The truth is that, while Jim Rice realizes baseball’s infatuation with numbers, he would really rather be judged in a wholly different light. It’s not really about the numbers. It’s about winning games. To Jim Rice, it should start there and end there. What did you do to help your team win games?
If someone plays the game correctly, numbers could suffer. It’s about playing the game correctly, not selfishly. It’s about advancing the runner, or getting the man in from third with fewer than two men out. Rice drove in 100 runs eight times, and in four of those seasons he did so with fewer than 30 home runs. In other words, he wasn’t up there trying to hit the Citgo sign every time. He was trying to get the runner in.
Jim Rice is proudly and defiantly Old School.
“I did things I learned in high school, or even in seventh grade,’’ he pointed out. “Inside-out swing to hit the ball to the right side and advance the runner. I was all about executing the fundamentals, not worrying about [cover your ears, Theo] on-base percentage.’’
“We were taught to hit line drives,’’ he continued. “The other night I’m watching the Red Sox against Texas, and guys are hitting fly balls who can’t hit the ball out of the ballpark.’’
And playing hurt. That, too, is part of the Jim Rice legacy. I wish my friend Peter Gammons were here to enlighten us all on that aspect of Rice’s Red Sox career, but suffice it to say that he stoically soldiered on with far more hand injuries and leg injuries than we ever knew, and who knows how many hits, homers, and ribbies that cost him? It was not remotely conceivable that Jim Rice would ask out of the lineup.

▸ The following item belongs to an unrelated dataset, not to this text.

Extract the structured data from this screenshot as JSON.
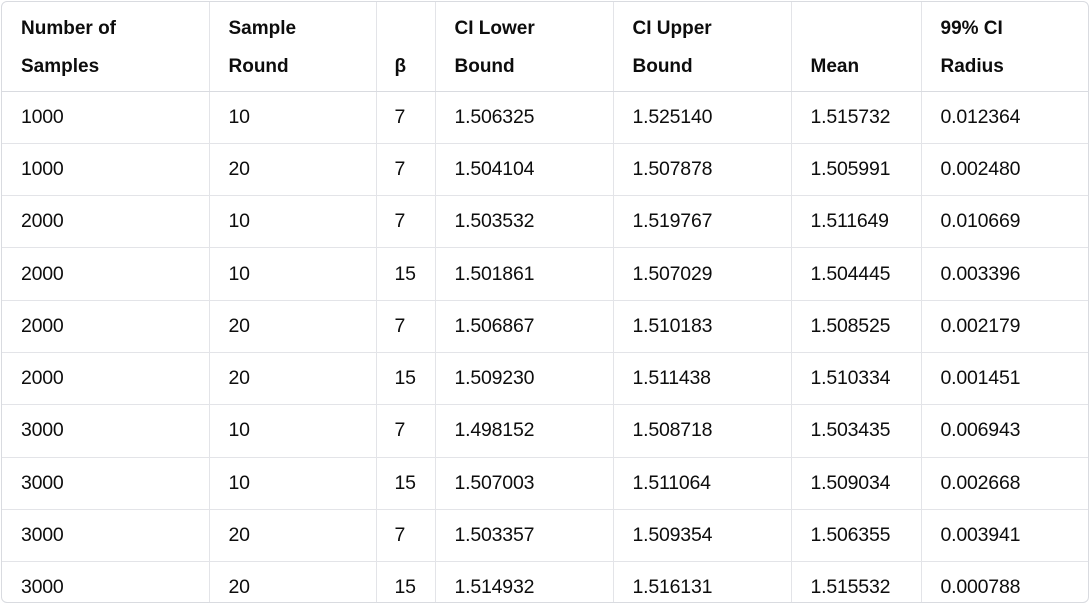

The SABR people are resolutely anti-Rice. They’ve got numbers parsed by the truckload to downplay his impact, and to this I say, “Phooey,’’ or maybe even something stronger. For SABR people refuse to acknowledge the concept of anecdotal evidence when evaluating a ballplayer (no, not you, Bill James). So when I speak of the time Milwaukee manager Alex Grammas confirmed for me that, yes, indeed, he had ordered a sizzling Jim Rice pitched around (like, four straight unhittable balls out of the strike zone) in a sixth-inning, bases-loaded situation, or when fellow inductee Rickey Henderson says, as he did yesterday, that when the A’s had pitchers meetings prior to Red Sox series in the Rice era guys “trembled,’’ they say that’s nice, but irrelevant.
Sorry, it matters.
There was a three-year period from 1977-79 when Rice was The Man in the American League, averaging 41 homers, 127 RBIs, and 206 hits a year. And did you know he had back-to-back seasons (’77-78) of 15 triples? He was a feared - yeah, SABR people, feared - hitter, because he was very content to get a base hit in a key situation. He was, after all, just trying to win the game.
In today’s speech he just wants to touch all the appropriate bases. “Thank my wife, my high school coaches, my mom and dad, and anyone else who helped me get here,’’ he says. “Speak from the heart. Short. Direct. Not a problem. Stick to the script and get it over with. They tell you five to eight minutes. The Hall of Famers will let you know. They’ll pull your coat. ‘Time to go.’ That’s the way I like it.’’
I see a man on second, a compact, controlled swing, and a line-drive single to left. Short. Direct. No problem. Pure Jim Rice.